The following piece was submitted by Joseph Perry, writer for Gruesome Magazine. He’s also the 1st of multiple writers joining us from That’s Not Current, as well as a writer for Phantom of the Movies’s VideoScope magazine and other publications. You can follow his blog at tastethemilkofchocula.blogspot.com, or follow him on Twitter at @JosephWPerryJWP.
For his entry, Joseph presents a look at 2015’s Hellions. While I do know of the film, I have admittedly not seen it. That will probably be changing as Joseph does a fantastic job of “selling” the film, while still capturing the Halloween spirit that is at the heart of this series.

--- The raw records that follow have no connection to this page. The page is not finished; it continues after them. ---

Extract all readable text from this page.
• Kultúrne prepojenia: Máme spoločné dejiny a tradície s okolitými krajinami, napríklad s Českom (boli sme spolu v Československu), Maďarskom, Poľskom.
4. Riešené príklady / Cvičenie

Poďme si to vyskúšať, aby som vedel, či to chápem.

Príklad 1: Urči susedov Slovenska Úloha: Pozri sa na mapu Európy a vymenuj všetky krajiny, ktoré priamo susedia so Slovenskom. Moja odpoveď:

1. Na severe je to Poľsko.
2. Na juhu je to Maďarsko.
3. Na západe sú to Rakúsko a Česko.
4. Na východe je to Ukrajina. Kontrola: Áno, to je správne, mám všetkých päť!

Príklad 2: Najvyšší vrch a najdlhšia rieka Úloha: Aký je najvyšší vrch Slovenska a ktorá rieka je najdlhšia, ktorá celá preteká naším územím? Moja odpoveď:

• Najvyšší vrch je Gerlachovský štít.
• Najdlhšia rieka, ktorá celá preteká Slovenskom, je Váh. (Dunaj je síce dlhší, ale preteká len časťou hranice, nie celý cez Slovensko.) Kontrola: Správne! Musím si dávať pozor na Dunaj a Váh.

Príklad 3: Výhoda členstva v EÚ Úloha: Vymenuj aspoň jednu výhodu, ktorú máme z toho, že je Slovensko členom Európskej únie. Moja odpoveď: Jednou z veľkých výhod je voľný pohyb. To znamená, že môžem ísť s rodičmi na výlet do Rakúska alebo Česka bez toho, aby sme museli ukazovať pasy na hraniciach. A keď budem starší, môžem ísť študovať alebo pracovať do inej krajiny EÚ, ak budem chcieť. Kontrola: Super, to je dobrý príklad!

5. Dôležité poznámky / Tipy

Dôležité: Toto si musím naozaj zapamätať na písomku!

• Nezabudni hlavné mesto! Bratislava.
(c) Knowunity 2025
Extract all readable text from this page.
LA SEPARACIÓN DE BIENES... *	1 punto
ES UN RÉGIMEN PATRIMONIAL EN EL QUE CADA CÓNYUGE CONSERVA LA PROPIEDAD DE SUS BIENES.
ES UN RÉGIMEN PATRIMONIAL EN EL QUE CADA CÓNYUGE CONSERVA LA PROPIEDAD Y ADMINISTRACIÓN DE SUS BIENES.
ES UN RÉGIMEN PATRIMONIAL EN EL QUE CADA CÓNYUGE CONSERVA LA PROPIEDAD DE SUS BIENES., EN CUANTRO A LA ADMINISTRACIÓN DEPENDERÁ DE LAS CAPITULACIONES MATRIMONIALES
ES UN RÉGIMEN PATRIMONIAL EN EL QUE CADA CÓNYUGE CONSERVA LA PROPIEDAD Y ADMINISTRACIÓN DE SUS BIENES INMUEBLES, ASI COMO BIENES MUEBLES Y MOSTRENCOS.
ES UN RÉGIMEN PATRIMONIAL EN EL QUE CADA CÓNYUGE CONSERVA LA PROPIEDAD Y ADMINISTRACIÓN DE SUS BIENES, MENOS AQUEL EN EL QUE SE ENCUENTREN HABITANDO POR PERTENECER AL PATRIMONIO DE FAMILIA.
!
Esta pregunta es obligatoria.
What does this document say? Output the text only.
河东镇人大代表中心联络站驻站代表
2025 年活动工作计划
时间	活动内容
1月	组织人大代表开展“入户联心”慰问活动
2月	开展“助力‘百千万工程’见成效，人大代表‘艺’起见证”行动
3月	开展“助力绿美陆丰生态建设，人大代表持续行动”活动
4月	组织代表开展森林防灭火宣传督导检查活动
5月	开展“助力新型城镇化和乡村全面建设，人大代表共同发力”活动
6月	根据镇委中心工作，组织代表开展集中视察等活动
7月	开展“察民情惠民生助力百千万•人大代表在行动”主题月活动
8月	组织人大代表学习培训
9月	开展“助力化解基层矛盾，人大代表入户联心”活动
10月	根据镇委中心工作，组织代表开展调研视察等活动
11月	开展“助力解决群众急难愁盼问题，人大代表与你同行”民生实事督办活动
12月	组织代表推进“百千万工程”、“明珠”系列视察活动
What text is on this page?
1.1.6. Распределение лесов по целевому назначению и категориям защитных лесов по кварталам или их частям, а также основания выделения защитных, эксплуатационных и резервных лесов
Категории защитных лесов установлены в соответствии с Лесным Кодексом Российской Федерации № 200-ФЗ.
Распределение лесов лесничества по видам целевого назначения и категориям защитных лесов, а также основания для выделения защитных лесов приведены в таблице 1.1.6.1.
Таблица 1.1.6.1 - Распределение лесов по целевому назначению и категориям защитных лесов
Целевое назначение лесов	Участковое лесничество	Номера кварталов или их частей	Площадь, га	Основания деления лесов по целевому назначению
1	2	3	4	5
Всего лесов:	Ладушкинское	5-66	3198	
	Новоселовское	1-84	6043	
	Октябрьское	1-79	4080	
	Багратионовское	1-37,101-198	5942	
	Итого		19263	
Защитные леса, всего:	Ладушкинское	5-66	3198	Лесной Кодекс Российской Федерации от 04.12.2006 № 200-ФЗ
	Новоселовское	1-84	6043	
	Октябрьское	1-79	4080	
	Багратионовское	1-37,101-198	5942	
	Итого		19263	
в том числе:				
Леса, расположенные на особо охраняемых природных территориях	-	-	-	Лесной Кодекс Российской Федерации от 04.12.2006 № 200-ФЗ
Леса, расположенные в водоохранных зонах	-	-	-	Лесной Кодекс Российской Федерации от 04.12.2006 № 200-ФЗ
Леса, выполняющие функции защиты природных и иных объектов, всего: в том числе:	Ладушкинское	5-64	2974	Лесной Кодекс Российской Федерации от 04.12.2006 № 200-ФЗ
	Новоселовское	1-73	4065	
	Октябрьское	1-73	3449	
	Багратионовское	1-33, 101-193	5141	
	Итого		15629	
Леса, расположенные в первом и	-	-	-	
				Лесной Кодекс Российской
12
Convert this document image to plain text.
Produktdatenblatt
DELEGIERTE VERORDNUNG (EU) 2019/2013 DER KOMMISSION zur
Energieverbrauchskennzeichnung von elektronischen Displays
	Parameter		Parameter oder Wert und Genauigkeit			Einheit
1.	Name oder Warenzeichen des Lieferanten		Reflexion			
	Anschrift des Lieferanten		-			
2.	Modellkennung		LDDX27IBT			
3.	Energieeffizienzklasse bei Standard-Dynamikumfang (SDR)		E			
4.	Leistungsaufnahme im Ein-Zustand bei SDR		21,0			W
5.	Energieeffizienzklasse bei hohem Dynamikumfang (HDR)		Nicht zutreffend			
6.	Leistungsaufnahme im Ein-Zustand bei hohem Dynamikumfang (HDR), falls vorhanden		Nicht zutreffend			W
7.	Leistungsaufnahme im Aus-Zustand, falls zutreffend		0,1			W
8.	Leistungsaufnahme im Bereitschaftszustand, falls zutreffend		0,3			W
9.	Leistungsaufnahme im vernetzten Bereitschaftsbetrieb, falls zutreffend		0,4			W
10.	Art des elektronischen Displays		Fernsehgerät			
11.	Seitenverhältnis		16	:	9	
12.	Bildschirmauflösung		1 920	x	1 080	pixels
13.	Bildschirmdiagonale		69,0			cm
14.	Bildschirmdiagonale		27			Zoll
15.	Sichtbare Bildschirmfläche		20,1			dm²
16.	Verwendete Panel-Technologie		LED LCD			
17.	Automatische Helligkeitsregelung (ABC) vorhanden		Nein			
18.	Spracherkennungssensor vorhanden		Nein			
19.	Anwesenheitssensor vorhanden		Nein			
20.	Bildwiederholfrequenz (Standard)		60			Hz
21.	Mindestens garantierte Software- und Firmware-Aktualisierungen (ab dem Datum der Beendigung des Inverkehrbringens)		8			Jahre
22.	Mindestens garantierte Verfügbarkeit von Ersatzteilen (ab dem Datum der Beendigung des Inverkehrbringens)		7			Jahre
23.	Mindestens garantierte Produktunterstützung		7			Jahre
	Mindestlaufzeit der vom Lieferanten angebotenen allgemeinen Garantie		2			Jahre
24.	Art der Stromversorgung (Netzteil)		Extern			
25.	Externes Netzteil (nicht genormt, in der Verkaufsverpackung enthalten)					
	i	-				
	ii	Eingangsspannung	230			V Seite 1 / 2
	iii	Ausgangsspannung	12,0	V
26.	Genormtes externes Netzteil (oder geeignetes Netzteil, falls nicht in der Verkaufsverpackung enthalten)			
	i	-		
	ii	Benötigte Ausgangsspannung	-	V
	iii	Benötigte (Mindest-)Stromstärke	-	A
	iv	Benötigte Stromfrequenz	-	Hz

“Hellions” (2015): Pint-Sized Demons Plague a Pregnant Teen Mom in Halloween-Set Shocker
By Joseph Perry
When I first saw the Canadian effort Hellions (2015) — director Bruce McDonald’s first return to horror since Pontypool (2008) — at South Korea’s Bucheon International Fantastic Film Festival (BIFAN) in 2015, it became not only one of my favorite fright flicks of last year, but it also instantly earned a spot as one of my all-time favorite Halloween-themed movies. From its pint-sized villains bedecked in the creepy, old-fashioned, pre-Ben Cooper style of homemade costumes that pop up in photos online every year around this time, to the decorations on display outside the heroine’s front door, to exploding pumpkins and eggs hurled at houses, Hellions is rich with Halloween atmosphere.
On Halloween day in her town that proudly proclaims itself “the pumpkin capital of the world,” teenager Dora Vogel (Chloe Rose) learns that she is four weeks pregnant. She is confused and scared but decides to go ahead and attend a big party with her boyfriend, as they had previously planned, and spring the news on him sometime during the evening. Her brother and mom go out for the evening, after which some sinister trick or treaters begin harassing her. It’s not candy that they want. They are after Dora’s baby, they want it tonight, on the night of the Halloween blood moon, and they mean to take it in an extremely savage way. To make matters stranger, the baby is growing at the rate of about one month per hour. Dora has few people who can help her survive, such as doctor Henry (Rossif Sutherland) and Sheriff Corman (genre stalwart Robert Patrick). Corman has prior, first-hand experience with these demonic entities. Rose is terrific as Dora, who battles the titular demons while wearing her Halloween angel costume and her mother’s prom queen tiara, and the supporting cast members all turn in fine performances, as well.
The premise of a lone teenage girl trapped in her home and pursued by one or more boogeymen is nothing new, especially in the pantheon of Halloween-set fright fare. What sets Hellions apart is that the film creates its own bizarre, surreal, fever-dream world. Those averse to dream sequences may find themselves wincing a bit during this movie as Dora goes in and out of subconscious states more than once, but there’s no mistaking that she is truly caught up in a supernatural world.
Running with a screenplay by Pascal Trottier (The Colony , A Christmas Horror Story ), McDonald plays, in the best sense of that word, with different cinematography (by Norayr Kasper), editing, and aural styles, combining familiar terror tropes with fresh ideas and images into a melange of cinematic techniques that keeps viewers on their guard throughout the film. At a certain point (I’ll avoid spoilers in this review), Hellions is suffused with infrared as the titular entities terrorize Dora and describe in detail the gruesome fate they have planned for her. This artistic choice puts some viewers off but I think the effect works just fine to show that Dora is trapped in a supernatural setting that is far different from the bright autumn day that she knew just a few hours earlier. The film is also imbued with a soundscape that runs the gamut between eerie to raucous to discordant, complete with some disturbing taunts and childlike chants. The score by Todor Kobakov and Ian LeFeuvre is one that won’t soon be forgotten by viewers of Hellions.
Some viewers may wish that the film would have focused more strongly on the symbolism of Dora’s pregnancy and its pro-choice/pro-life anxieties for a teenager, but hey, I am more into Hellions as a fun, visually and aurally inventive exercise by McDonald. It makes for an entertaining Halloween horror feature that should find its way into the viewing schedules of fright fare fans every October. The film holds its fair share of shocks, chills, and the red stuff, as well. I was as wholly spellbound by Hellions on a recent rewatch at home as I was when I first saw it on the big screen at BIFAN, and I had a blast with it both times as more of a sensory immersion experience than an exercise in narrative and metaphor. I recommend Hellions for your Halloween season viewing and hope you enjoy it.